18/01/2014
Réflexion existentielle
Devant tous les malheurs du monde, devant toutes les injustices que l’on voit partout, devant cette montée en puissance de la mondialisation économique qui va de pair avec la restriction de nos acquis sociaux, devant la multitude de clochards qui errent désormais dans toutes nos gares et tous nos lieux publics, devant cette fameuse compétitivité qui écrase à la fois les travailleurs et les petits patrons pour le plus grand profit de quelques multinationales aussi invisibles qu’insaisissables, devant la grande constellation politico-financière qui nous dirige, devant tout cela, dis-je, on peut parfois se demander quelle attitude il convient d’adopter.
Soit je ne vois rien par ignorance et ce serait un peu dommage. Soit je fais semblant de ne rien voir, ce qui est très commode mais ni très glorieux ni très responsable, on en conviendra. Soit je fais quotidiennement l’inventaire de tout ce qui ne va pas sur la planète et je m’en rends malade car à part dénoncer les injustices sur mon site, je n’ai pratiquement aucun pouvoir pour faire bouger les choses (encore qu’on a vu des Assange ou des Snowden faire trembler des empires). Soit… Soit à un certain moment je dois prendre du recul et tout en sachant ce qui se passe, en le dénonçant à l’occasion, en n’étant jamais dupe, j’essaie cependant de trouver un peu de tranquillité au fond de moi car après tout je n’ai qu’une vie (et elle est courte) et il m’appartient de la gérer au mieux pour ma satisfaction personnelle.

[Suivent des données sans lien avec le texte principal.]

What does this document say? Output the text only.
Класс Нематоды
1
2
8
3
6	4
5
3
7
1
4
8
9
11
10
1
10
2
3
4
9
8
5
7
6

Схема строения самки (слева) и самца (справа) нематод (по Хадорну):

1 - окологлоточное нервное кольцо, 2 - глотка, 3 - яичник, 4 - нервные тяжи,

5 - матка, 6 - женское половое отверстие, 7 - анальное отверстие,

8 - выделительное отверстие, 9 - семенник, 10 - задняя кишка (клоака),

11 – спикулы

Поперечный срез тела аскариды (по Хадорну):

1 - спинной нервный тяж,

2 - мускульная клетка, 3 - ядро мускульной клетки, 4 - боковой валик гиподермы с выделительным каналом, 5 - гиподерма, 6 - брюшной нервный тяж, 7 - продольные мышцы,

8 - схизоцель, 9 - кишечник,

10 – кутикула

Schopenhauer, dans son petit traité « L’art d’être heureux », distingue ce que l’on est (la personnalité), ce que l’on a et ce qu’on représente. Il est clair que le bonheur ne se trouve ni dans les richesses (on a vu des pauvres qui étaient très heureux de leur sort et des riches qui n’étaient jamais satisfaits) ni dans ce qu’on représente pour les autres (car finalement les autres ne savent rien de moi et même s’ils me lancent des louanges, non seulement elles sont souvent éphémères, mais en plus elles ne me rendront pas vraiment heureux). Donc, il n’y a que dans l’affirmation de ce que je suis que je peux trouver le bonheur. Et je crois qu’il a raison : « Ce que quelqu’un possède pour soi, ce qui l’accompagne dans la solitude et que personne ne peut ni lui donner ni lui prendre, voilà qui est beaucoup plus essentiel que tout ce qu’il possède ou ce qu’il est aux yeux des autres. »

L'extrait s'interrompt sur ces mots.